When I boot my laptop my power policy is pretty normal:
~> cpupower frequency-info
analyzing CPU 4:
driver: intel_pstate
CPUs which run at the same hardware frequency: 4
CPUs which need to have their frequency coordinated by software: 4
energy performance preference: balance_power
hardware limits: 400 MHz - 3.70 GHz
available cpufreq governors: performance powersave
current policy: frequency should be within 400 MHz and 3.70 GHz.
The governor "powersave" may decide which speed to use
within this range.
current CPU frequency: 1.90 GHz (asserted by call to kernel)
boost state support:
Supported: yes
Active: yes
However for some unknown reasons, usually after several hours after boot, the policy might be capped to 400MHz to 400MHz. Notice how the performance preference did not change:
analyzing CPU 6:
driver: intel_pstate
CPUs which run at the same hardware frequency: 6
CPUs which need to have their frequency coordinated by software: 6
energy performance preference: balance_power
hardware limits: 400 MHz - 3.70 GHz
available cpufreq governors: performance powersave
current policy: frequency should be within 400 MHz and 400 MHz.

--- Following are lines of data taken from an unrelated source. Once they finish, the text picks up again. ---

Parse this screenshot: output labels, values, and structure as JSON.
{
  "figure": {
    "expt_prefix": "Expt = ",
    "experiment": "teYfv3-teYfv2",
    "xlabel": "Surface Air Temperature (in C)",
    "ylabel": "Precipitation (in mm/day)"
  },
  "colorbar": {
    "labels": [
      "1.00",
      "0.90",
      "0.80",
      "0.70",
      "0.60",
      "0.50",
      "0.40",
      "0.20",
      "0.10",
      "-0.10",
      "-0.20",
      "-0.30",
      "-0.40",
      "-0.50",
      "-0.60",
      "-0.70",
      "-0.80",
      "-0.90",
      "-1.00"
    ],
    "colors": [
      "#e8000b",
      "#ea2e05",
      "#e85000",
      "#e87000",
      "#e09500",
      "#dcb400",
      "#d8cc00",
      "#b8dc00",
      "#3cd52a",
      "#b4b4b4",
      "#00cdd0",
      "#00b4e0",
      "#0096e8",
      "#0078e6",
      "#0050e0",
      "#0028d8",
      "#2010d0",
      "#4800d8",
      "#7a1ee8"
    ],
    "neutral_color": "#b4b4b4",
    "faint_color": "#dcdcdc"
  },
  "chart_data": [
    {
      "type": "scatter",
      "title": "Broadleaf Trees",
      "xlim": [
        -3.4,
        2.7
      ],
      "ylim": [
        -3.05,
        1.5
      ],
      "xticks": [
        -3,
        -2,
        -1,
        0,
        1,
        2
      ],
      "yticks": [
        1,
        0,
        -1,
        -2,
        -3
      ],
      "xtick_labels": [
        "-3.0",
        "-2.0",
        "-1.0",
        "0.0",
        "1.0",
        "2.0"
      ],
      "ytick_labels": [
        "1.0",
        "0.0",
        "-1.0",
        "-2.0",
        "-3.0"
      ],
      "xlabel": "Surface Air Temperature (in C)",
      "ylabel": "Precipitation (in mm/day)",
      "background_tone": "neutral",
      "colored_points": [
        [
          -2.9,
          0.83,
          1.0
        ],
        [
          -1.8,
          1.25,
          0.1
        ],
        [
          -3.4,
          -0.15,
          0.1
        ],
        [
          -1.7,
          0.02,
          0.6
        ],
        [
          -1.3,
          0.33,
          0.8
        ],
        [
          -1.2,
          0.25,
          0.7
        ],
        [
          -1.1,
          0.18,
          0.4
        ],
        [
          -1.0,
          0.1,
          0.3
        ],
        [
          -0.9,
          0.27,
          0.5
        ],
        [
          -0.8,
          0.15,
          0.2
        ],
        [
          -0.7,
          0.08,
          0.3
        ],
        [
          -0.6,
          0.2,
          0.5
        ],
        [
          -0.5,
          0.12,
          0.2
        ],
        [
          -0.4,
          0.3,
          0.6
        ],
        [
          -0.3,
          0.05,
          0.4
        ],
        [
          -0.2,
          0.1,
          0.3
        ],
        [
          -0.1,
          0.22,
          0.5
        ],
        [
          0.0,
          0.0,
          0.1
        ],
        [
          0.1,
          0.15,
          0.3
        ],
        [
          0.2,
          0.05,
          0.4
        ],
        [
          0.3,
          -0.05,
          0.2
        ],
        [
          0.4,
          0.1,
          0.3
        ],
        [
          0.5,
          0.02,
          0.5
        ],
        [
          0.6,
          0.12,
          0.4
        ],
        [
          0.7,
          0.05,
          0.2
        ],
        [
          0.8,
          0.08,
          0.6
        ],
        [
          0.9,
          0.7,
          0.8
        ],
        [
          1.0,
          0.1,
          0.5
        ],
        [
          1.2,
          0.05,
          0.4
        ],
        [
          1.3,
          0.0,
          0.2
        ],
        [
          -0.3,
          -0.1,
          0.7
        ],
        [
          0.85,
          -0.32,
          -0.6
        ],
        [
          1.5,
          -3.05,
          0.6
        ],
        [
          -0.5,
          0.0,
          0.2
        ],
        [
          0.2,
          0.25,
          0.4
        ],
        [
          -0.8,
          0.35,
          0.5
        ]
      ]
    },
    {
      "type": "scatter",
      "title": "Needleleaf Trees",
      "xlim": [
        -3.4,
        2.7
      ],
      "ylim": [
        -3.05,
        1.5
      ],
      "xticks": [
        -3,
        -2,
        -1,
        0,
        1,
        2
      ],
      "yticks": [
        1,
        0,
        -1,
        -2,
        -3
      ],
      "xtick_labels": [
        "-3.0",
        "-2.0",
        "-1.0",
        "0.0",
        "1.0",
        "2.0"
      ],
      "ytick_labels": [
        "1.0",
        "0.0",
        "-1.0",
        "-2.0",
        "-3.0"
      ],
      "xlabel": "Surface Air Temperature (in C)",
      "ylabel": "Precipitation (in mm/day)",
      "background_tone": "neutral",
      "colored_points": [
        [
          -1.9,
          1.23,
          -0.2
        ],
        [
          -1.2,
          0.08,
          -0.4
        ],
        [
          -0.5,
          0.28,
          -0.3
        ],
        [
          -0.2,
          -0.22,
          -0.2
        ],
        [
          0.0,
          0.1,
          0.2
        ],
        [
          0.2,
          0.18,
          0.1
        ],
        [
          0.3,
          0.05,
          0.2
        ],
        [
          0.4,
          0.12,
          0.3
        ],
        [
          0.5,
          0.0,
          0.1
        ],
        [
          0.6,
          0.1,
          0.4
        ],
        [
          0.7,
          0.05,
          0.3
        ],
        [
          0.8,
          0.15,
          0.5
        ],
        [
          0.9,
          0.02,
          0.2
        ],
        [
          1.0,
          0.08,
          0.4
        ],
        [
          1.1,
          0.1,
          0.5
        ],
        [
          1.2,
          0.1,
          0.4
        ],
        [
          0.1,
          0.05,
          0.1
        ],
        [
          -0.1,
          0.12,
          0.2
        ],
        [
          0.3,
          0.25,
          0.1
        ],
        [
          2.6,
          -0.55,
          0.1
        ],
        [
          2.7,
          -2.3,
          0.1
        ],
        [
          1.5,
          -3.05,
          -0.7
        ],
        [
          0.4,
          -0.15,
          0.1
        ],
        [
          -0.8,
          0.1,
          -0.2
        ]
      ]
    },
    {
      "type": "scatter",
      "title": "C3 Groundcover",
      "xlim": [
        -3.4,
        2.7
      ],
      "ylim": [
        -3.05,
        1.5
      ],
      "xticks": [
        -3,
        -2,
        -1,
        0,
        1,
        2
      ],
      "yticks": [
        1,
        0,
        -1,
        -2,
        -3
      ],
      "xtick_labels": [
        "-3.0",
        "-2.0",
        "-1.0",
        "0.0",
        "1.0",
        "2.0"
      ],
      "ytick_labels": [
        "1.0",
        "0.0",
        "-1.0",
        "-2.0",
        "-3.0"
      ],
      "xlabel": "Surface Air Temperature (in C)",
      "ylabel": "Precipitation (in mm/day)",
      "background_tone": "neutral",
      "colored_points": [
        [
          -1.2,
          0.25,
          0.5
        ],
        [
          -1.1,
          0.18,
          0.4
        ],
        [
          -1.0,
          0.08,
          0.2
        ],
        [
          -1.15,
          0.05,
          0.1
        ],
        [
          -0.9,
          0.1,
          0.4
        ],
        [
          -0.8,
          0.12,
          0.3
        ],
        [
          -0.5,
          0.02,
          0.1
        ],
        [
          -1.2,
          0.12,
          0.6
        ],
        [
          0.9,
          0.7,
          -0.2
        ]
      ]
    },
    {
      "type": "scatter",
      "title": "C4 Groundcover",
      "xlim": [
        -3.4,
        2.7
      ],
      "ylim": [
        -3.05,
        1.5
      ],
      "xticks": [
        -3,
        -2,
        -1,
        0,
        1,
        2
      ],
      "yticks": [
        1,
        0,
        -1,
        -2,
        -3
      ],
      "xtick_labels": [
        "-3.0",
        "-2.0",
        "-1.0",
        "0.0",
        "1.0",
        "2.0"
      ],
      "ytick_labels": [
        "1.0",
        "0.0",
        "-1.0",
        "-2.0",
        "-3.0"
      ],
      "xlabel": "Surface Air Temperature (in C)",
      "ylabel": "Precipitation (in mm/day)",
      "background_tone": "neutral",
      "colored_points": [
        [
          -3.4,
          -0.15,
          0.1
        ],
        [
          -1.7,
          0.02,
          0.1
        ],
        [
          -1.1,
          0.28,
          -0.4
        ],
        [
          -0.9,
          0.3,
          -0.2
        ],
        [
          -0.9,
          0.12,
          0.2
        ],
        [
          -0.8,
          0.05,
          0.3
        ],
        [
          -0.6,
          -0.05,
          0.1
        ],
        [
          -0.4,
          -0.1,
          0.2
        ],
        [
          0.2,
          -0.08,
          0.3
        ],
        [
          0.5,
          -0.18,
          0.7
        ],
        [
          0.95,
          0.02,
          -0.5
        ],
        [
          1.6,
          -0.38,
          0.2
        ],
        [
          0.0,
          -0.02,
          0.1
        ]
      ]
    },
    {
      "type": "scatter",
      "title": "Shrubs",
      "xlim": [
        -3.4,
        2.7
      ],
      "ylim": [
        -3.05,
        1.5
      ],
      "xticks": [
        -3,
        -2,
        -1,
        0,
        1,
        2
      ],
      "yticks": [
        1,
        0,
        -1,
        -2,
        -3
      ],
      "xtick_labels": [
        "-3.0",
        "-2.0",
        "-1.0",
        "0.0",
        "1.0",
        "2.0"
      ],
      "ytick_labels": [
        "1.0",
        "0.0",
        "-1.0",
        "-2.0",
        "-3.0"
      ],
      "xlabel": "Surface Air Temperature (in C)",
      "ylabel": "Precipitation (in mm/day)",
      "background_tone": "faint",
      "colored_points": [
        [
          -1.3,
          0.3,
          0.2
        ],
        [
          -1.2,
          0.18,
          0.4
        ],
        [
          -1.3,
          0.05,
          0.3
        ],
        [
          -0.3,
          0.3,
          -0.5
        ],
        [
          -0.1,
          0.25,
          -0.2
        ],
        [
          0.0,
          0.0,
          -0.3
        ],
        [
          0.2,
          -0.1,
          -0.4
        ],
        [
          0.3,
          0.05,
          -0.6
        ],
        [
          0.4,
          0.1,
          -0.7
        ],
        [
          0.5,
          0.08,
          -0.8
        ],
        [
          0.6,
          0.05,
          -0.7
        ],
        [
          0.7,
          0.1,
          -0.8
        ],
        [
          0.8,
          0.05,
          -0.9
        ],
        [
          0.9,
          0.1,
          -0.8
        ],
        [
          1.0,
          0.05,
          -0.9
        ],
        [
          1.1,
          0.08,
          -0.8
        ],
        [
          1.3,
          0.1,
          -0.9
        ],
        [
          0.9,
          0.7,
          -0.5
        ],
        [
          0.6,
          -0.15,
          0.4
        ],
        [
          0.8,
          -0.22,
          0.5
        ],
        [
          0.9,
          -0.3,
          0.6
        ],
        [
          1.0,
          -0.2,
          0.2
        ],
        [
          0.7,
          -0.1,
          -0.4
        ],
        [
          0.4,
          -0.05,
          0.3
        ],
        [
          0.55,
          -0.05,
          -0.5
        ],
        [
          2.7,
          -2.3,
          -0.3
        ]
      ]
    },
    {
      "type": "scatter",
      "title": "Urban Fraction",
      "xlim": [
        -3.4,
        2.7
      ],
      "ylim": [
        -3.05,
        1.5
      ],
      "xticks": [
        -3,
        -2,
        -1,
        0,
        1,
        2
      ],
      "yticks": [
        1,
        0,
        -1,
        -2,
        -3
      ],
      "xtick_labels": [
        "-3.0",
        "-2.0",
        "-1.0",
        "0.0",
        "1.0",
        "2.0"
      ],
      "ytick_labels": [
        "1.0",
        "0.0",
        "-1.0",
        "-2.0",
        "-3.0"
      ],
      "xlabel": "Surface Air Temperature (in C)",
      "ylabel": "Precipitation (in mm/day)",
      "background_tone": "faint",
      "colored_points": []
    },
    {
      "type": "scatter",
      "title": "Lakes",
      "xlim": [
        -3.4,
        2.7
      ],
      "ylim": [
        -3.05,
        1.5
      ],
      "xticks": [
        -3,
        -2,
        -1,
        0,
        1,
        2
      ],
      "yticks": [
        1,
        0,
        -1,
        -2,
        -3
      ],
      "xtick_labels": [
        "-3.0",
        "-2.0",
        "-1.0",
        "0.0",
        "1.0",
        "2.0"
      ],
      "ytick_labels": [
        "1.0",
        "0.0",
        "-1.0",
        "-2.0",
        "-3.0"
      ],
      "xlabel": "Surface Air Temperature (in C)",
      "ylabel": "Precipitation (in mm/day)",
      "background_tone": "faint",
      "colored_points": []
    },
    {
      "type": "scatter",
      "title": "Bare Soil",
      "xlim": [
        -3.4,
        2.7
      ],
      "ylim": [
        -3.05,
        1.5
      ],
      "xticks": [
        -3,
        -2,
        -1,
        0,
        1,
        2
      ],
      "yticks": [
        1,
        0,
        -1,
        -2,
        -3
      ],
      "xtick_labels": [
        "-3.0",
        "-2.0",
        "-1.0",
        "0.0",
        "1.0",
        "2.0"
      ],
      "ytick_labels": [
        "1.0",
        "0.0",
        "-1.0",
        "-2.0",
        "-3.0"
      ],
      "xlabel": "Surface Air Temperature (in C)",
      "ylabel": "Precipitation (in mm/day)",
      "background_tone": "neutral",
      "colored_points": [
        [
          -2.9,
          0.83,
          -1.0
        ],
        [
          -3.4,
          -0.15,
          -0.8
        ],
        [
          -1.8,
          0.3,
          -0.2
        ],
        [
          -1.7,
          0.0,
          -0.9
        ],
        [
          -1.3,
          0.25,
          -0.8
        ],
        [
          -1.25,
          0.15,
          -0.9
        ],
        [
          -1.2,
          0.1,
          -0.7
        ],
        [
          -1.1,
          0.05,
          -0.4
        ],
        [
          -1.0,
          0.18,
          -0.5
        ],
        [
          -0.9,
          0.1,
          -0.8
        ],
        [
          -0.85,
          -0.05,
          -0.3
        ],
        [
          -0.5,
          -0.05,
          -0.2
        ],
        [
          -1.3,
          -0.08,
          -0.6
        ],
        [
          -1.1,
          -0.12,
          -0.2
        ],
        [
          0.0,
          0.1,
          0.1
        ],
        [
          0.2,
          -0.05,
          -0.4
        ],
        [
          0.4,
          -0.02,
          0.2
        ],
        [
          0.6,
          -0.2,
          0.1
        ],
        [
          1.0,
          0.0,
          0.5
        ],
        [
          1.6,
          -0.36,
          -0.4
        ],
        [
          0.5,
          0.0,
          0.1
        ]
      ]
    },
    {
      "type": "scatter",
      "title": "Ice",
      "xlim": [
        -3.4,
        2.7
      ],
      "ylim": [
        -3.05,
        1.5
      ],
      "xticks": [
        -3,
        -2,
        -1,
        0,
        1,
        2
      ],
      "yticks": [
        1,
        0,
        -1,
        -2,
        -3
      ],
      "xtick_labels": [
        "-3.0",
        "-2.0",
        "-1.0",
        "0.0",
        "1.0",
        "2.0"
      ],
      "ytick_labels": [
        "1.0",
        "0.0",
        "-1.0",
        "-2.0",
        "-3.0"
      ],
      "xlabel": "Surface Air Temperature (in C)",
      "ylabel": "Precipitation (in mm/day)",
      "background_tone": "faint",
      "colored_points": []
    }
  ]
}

The governor "powersave" may decide which speed to use
within this range.
current CPU frequency: 400 MHz (asserted by call to kernel)
boost state support:
Supported: yes
Active: yes
Which renders my laptop pretty sluggish. I’ve never tweaked tuned
except happily dragging the “Power Profile” slider in KDE Energy Widget nor did I install any more power-related packages. How can I stop this?